La ricerca traslazionale ha avuto un ruolo centrale nel progresso delle scienze del microbioma, soprattutto grazie al contributo dato alla standardizzazione delle piattaforme omiche, delle pipeline analitiche e delle procedure di laboratorio. Oggi, superata la fase puramente descrittiva, la sfida principale è trasformare le conoscenze sul microbioma in strumenti diagnostici e terapeutici realmente applicabili nella pratica clinica. In questa prospettiva, il sequenziamento di nuova generazione continua a rappresentare una risorsa fondamentale per definire la composizione ecologica delle comunità microbiche, ma viene sempre più affiancato da approcci basati sulla spettrometria di massa, che consentono una caratterizzazione funzionale più approfondita attraverso metabolomica e metaproteomica.

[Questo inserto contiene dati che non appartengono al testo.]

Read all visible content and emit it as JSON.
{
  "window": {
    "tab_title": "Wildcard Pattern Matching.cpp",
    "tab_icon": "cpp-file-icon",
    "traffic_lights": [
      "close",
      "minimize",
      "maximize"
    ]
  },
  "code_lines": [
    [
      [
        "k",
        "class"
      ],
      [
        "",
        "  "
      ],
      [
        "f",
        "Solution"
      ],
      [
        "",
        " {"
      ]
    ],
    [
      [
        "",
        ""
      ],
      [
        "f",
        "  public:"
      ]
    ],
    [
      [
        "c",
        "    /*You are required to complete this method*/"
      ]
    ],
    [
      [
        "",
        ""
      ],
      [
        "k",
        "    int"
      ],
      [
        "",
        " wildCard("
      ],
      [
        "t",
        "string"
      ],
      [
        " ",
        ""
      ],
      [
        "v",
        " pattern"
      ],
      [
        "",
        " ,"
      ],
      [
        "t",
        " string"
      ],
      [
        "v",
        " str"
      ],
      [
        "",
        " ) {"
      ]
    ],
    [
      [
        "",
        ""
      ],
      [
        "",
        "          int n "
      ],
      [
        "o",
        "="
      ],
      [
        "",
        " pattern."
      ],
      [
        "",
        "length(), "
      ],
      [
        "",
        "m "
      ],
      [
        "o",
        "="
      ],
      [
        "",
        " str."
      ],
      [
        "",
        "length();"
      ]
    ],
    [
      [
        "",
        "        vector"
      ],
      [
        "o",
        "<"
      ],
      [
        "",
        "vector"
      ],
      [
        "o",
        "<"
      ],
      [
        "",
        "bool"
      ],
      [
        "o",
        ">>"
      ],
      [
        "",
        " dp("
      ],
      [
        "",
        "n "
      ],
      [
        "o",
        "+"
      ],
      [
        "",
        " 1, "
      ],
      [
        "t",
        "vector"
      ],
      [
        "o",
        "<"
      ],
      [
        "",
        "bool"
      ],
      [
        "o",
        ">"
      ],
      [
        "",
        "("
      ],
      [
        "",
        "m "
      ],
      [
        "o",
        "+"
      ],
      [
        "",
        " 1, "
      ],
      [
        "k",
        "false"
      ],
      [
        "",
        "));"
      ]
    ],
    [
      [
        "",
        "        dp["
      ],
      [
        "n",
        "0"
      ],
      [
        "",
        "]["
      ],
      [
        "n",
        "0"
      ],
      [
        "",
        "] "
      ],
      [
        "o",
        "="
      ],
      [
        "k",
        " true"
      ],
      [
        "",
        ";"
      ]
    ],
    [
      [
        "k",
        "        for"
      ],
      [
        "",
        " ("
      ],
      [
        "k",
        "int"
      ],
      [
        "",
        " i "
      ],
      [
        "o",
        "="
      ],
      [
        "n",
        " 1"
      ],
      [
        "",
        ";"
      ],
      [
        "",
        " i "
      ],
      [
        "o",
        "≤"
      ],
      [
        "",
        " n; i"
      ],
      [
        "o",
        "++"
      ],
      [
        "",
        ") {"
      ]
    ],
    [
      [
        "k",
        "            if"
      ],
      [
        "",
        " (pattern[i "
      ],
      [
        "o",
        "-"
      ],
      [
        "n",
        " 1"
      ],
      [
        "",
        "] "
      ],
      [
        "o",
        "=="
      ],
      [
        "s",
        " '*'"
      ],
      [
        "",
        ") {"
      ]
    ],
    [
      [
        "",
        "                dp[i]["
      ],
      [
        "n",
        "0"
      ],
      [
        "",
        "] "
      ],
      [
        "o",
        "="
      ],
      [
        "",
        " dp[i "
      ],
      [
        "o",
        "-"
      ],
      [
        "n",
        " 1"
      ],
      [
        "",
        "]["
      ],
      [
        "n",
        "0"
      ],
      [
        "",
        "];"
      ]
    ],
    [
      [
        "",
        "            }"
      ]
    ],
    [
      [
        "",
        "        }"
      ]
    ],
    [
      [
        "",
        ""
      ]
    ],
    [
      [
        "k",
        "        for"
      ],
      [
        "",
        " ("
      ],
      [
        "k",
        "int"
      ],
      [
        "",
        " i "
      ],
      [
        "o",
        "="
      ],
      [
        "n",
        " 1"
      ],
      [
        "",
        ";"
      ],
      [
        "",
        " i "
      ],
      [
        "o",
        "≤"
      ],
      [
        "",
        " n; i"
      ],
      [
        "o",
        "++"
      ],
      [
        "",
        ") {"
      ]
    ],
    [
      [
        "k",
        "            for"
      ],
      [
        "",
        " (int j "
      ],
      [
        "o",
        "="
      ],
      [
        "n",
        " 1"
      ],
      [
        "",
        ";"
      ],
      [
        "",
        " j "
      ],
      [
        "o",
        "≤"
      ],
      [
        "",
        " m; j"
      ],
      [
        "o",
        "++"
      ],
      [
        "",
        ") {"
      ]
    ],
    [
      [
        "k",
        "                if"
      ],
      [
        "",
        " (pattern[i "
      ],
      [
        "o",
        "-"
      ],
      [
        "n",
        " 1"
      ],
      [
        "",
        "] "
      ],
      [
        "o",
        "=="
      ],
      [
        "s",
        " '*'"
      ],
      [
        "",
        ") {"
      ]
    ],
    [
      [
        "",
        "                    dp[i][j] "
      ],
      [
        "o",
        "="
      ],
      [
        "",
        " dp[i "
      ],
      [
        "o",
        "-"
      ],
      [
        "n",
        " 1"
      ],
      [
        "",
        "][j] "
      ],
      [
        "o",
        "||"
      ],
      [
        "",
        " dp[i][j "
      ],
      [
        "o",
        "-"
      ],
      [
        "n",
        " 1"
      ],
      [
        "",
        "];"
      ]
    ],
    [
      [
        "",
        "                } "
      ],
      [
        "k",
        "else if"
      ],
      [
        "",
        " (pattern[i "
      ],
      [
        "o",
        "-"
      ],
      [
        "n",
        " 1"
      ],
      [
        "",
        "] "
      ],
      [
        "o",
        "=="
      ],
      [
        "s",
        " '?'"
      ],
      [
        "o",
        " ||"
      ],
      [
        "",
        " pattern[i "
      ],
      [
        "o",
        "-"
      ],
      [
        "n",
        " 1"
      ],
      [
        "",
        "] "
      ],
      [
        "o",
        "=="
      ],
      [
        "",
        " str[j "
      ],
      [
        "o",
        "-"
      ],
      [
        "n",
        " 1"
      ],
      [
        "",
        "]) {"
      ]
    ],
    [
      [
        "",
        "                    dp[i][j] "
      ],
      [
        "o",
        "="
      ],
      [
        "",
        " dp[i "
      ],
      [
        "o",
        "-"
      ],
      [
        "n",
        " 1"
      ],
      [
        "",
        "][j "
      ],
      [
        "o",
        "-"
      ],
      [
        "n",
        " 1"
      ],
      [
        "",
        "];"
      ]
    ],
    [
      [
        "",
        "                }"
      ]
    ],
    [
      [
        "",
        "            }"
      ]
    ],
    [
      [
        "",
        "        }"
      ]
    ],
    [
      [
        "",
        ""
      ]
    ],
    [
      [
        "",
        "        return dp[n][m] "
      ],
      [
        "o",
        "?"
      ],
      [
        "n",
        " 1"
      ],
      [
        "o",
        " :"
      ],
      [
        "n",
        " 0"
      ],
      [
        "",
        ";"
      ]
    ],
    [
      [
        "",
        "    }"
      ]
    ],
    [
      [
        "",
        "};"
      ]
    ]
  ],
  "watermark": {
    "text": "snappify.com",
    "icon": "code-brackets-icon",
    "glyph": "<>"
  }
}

L’integrazione di questi livelli di analisi è essenziale per arrivare a una descrizione più completa del microbioma, capace di unire la dimensione ecologica e quella funzionale in un quadro interpretativo unico. Sebbene gran parte delle evidenze finora disponibili riguardi il microbioma intestinale, le prospettive future richiedono di estendere questi approcci standardizzati anche ad altri distretti, come il microbioma respiratorio e cutaneo. Rafforzare ulteriormente la standardizzazione metodologica sarà decisivo per costruire pipeline diagnostiche più solide, in grado di definire profili microbici mirati. Su queste basi sarà possibile sviluppare strategie terapeutiche sempre più precise, che includano la somministrazione di probiotici, le modifiche nutrizionali e il trapianto di microbiota fecale.
Nel complesso, la ricerca traslazionale si conferma come il ponte necessario tra innovazione di laboratorio e applicazione clinica del microbioma nella medicina di precisione.